Когда с наступлением карнавала поутру выпадал первый снег или же мы просыпались, а кругом было белым-бело, мама бралась жарить пончики во фритюре. Мы были очень бедны. Мой отец умер, когда мне не было и года. С мамой у нас, троих сыновей (я был младшим), были шумные и веселые отношения, в которых присутствовала также галантность. Мама была необыкновенная, она учила нас быть мужчинами, в том числе по отношению к ней.
Пончики по нашему рецепту – лакомство дорогое (требуется много яиц и масла), делались они раз в год. Запершись в кухне – единственной теплой комнате во всем доме – мы, пацаны, совали нос в чисто женское дело: замесить и вымесить тесто, обжарить. Меня отправляли в поле за шпанской ромашкой, придававшей пончикам запах свежести и легкую горчинку.
Я знал, где ее найти, хотя снегом были засыпаны все мои приметы. Я разгребал его руками, пальцы мерзли, а я предвкушал, с каким удовольствием буду отогревать их у печки. Возвращался домой с пушистым букетиком ромашки, и мама целовала меня в лоб, в награду за успех моей вылазки. Старшие братья смеялись.
Приятно вспомнить, что при всей нашей бедности мы понятия не имели о грубости. День пончиков связан в моих воспоминаниях с ощущением счастья. Тогда была теплота, любовь, праздник вкусной пищи у тех, кому ее недоставало и кто поэтому мог сполна ее оценить. Но главное – не саднило в душе, будто мы заслужили большего, хотя бы двух дней в году с пончиками.
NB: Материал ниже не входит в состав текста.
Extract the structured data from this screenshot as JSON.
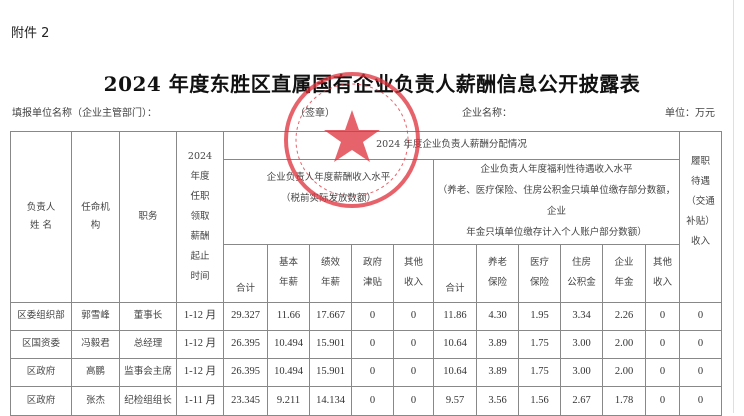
{
  "attachment_label": "附件 2",
  "title": "2024 年度东胜区直属国有企业负责人薪酬信息公开披露表",
  "meta": {
    "reporting_unit": "填报单位名称（企业主管部门）：",
    "seal_note": "（签章）",
    "company_name": "企业名称：",
    "unit": "单位：万元"
  },
  "seal_color": "#e0303a",
  "headers": {
    "name": "负责人\n姓 名",
    "appointing_body": "任命机\n构",
    "position": "职务",
    "period": "2024\n年度\n任职\n领取\n薪酬\n起止\n时间",
    "group": "2024 年度企业负责人薪酬分配情况",
    "salary_group": "企业负责人年度薪酬收入水平\n（税前实际发放数额）",
    "welfare_group": "企业负责人年度福利性待遇收入水平\n（养老、医疗保险、住房公积金只填单位缴存部分数额，企业\n年金只填单位缴存计入个人账户部分数额）",
    "duty": "履职\n待遇\n（交通\n补贴）\n收入",
    "salary_cols": [
      "合计",
      "基本\n年薪",
      "绩效\n年薪",
      "政府\n津贴",
      "其他\n收入"
    ],
    "welfare_cols": [
      "合计",
      "养老\n保险",
      "医疗\n保险",
      "住房\n公积金",
      "企业\n年金",
      "其他\n收入"
    ]
  },
  "rows": [
    [
      "区委组织部",
      "郭雪峰",
      "董事长",
      "1-12 月",
      "29.327",
      "11.66",
      "17.667",
      "0",
      "0",
      "11.86",
      "4.30",
      "1.95",
      "3.34",
      "2.26",
      "0",
      "0"
    ],
    [
      "区国资委",
      "冯毅君",
      "总经理",
      "1-12 月",
      "26.395",
      "10.494",
      "15.901",
      "0",
      "0",
      "10.64",
      "3.89",
      "1.75",
      "3.00",
      "2.00",
      "0",
      "0"
    ],
    [
      "区政府",
      "高鹏",
      "监事会主席",
      "1-12 月",
      "26.395",
      "10.494",
      "15.901",
      "0",
      "0",
      "10.64",
      "3.89",
      "1.75",
      "3.00",
      "2.00",
      "0",
      "0"
    ],
    [
      "区政府",
      "张杰",
      "纪检组组长",
      "1-11 月",
      "23.345",
      "9.211",
      "14.134",
      "0",
      "0",
      "9.57",
      "3.56",
      "1.56",
      "2.67",
      "1.78",
      "0",
      "0"
    ]
  ]
}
Мама умерла вскоре после того, как я был рукоположен в священники. Братья уехали в Аргентину, там оба женились. В доме, где мы выросли, никто не живет, скоро он рухнет, без крыши, без стекол… Распахали, наверное, под поле даже двор и загон для телят. Если бы я когда-нибудь туда вернулся, то шпанской ромашки наверняка бы уже не нашел.
*
Детство вспомнилось потому, что не знаю, где провести две недели, отпущенные мне на поправку. Поездки домой – бальзам для души, самый лучший отдых на свете – давно мне заказаны, но только сейчас я впервые по-настоящему об этом жалею. Жалею, в сущности, о том, что там больше нет матери, ибо мысль об исцелении, о возвращении к жизни неразрывно связана только с ней. Лежать в постели с высокой температурой, видеть многочисленных персонажей и придумывать их приключения, рассматривая пятна и трещины на потолочных балках, но при этом слышать внизу ее шаги, приглушенные звуки ее хлопот, долетающие из кухни; смотреть через низенькое окошко на свинарник с ветками фигового дерева, свисающими через каменный забор, видеть кур, двух индюков (один – на Рождество, другой – на Пасху), клетки с кроликами, но при этом ждать, когда она выйдет с ведром корма для поросенка или с битым зерном в подоле для кур, поднимет глаза на окошко, увидит меня и пошлет воздушный поцелуй…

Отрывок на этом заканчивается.